Review of David Peterson's Book, Look Beyond the Pointing Finger: The Combat Philosophy of Wong Shun Leung

Date: May 18, 2016

Customer/3rd Party Review: This review was done by a customer/3rd party and is listed here for you reference only. The views and opinions of the reviewer are not those of Everything Wing Chun and do not necessarily reflect EWC's views or opinions on the subject matter. It is posted, like all customer reviews, to give you more info on the product and to give you different opinions on a product so that you can make the best decision for yourself about its content. The review is NOT by an EWC employee or contractor and EWC cannot stand by anything said in any customer/3rd party review. Enjoy!

Review by: Manuel Bustos, Jr.

Book Bought on: Everything Wing Chun :

“Look at the Pointing Finger – The Combat Philosophy of Wong Shun Leung” is an expanded second edition of Sifu Peterson’s monumental work on Wong Shun Leung Wing Chun (WSLWC). Of course it is well known that Sifu Wong was one of the handful of sifus that finished the entire Wing Chun system directly under Grandmaster Yip Man’s guidance and training. And of course Sifu Wong was actively teaching within Hong Kong while Yip Man was still alive and was undefeated in his quite numerous Biemo contests.

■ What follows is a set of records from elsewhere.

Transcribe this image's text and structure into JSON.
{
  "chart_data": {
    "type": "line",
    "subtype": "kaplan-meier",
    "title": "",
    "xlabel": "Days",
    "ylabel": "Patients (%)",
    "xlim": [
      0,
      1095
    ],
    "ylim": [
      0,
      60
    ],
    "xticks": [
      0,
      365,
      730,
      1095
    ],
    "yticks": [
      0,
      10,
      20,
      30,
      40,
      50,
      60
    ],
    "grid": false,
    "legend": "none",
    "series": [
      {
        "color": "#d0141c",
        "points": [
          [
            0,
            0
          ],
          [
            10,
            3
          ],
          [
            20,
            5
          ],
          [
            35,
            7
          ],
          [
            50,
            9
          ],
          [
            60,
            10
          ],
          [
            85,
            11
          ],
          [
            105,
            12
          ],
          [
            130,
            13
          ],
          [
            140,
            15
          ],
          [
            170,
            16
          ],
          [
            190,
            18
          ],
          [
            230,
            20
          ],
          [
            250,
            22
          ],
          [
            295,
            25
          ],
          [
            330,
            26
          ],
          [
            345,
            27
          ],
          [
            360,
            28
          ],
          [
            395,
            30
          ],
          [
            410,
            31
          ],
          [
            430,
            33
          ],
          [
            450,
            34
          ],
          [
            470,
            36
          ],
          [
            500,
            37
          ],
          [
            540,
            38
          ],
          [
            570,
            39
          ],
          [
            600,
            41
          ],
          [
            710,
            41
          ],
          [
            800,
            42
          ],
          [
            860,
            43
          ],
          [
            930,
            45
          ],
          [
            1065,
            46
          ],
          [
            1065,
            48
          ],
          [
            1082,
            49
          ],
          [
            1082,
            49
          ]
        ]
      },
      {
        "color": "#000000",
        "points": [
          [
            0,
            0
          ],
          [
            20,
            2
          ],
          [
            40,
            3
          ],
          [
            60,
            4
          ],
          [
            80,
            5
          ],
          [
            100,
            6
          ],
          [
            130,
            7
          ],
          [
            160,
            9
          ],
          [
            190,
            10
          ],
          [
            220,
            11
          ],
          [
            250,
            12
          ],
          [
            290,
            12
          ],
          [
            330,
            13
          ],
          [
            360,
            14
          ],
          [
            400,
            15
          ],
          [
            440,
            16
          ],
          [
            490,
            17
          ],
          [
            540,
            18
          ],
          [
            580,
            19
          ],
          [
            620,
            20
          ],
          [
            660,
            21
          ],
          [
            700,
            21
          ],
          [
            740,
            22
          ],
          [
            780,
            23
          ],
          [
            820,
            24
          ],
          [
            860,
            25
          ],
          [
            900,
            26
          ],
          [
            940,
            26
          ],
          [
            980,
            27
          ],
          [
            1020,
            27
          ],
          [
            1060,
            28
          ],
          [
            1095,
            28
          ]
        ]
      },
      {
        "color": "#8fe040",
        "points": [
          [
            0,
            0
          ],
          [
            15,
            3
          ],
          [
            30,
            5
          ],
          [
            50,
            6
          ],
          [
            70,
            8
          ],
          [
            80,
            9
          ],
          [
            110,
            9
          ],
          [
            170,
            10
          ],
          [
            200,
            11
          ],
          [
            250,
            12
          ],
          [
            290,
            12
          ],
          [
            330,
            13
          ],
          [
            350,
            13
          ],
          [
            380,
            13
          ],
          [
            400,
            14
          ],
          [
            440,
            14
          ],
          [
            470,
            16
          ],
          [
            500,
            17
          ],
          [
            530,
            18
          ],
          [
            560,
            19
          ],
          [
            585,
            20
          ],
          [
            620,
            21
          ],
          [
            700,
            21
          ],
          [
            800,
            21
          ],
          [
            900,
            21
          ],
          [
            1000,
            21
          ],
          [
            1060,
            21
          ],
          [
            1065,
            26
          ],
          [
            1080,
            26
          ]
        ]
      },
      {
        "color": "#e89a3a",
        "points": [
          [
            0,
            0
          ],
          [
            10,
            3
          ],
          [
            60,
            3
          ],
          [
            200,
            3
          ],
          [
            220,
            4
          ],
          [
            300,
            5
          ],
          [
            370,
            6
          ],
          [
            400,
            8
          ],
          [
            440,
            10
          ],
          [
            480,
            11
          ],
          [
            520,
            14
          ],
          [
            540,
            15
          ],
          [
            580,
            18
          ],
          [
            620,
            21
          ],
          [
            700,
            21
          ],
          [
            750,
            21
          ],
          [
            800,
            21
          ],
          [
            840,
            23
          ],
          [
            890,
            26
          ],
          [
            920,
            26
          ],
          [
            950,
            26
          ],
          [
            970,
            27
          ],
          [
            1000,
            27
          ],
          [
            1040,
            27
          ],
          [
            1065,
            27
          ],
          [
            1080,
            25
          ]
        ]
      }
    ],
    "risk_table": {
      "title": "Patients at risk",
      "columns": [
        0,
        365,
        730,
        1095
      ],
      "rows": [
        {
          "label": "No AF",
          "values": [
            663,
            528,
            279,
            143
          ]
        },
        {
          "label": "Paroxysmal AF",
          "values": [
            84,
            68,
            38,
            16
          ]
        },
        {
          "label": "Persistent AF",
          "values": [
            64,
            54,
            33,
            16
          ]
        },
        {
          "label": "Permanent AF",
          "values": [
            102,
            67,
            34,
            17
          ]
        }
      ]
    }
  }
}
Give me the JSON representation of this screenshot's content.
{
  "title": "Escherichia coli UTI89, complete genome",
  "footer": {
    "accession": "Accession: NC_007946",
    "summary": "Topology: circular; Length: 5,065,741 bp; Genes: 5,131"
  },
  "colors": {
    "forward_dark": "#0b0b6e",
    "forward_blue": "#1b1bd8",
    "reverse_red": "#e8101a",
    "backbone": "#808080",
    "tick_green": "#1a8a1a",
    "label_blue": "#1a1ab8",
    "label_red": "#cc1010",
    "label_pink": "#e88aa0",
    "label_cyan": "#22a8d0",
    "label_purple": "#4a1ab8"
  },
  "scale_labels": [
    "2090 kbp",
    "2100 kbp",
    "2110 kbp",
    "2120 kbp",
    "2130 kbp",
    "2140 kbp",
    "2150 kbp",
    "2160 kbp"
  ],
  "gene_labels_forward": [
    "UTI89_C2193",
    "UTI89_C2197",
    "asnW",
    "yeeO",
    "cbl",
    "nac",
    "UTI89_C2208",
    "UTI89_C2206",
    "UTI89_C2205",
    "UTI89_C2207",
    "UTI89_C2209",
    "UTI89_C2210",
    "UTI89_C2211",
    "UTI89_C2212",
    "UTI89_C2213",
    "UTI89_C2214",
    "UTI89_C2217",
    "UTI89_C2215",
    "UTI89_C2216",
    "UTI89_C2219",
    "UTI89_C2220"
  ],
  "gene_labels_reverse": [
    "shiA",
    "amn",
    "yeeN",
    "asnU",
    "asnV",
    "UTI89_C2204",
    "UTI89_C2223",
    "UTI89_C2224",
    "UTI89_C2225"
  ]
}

This book should not be approached with the idea that the Wing Chun system forms are presented to the reader. Rather this book means to investigate and then illuminate the guiding principles of WSLWC that Sifu Wong presented. These philosophies were shaped by Sifu Wong’s Biemo contests, constant analysis and refinement, as well as constant consultation with Yip Man. As such this book is not arranged in the standard presentation of the Wing Chun martial art system by a given Sifu. In order to properly convey Sifu Wong’s ideas Sifu Peterson has chosen to arrange the book in chapters that read like mini essays and previous interviews. Each chapter is a study on one of the various aspects of Wong Shun Leung Wing Chun.

Touching up a few topics presented within the book are Wing Chun’s scientific use of body position, Wing Chun’s unique kicking and of course removal of an excessive ideals in fighting. Central to Wong Shun Leung’s Wing Chun was that idea that Wing Chun is concept base rather than technique based. Essentially, Sifu Wong presented the “tools” of the system and the student was then free to utilize these tools at will rather than by rote response. Additionally, Sifu Wong’s Wing Chun stressed when possible an attack is to be met with an attack rather than a defense by the Wing Chun practitioner. Within the book Sifu Peterson dispels some ideas about Wing Chun such as that the elbow must always remain in a fixed position, sticky hands and Chi Sau.

The book reveals Wong Shun Leung “King of Talking with the Hands” to be a Wing Chun genius and yet humble, as well as a talented educator capable of instructing his students regardless of their level of experience, which is no easy feat. It is also pointed out that Sifu Wong had a significant impact on Bruce Lee, which most casual observers of Brue Lee might not have previously recognized (Sifu Wong did not speak English). Within this book one can see the seeds of many of Bruce Lee’s ideas. This is not suggest that Bruce Lee simply regurgitated ideas, but that Bruce was a dynamic student of Wong Shun Leung as well as Yip Man. Finally, the enormous impact Sifu Wong had upon Wing Chun is also detailed (Wong was invited by the Chinese to speak on Wing Chun in 1996). This distinctive presentation of Wong Shun Leung Wing Chun merits highest recommendation for any reader.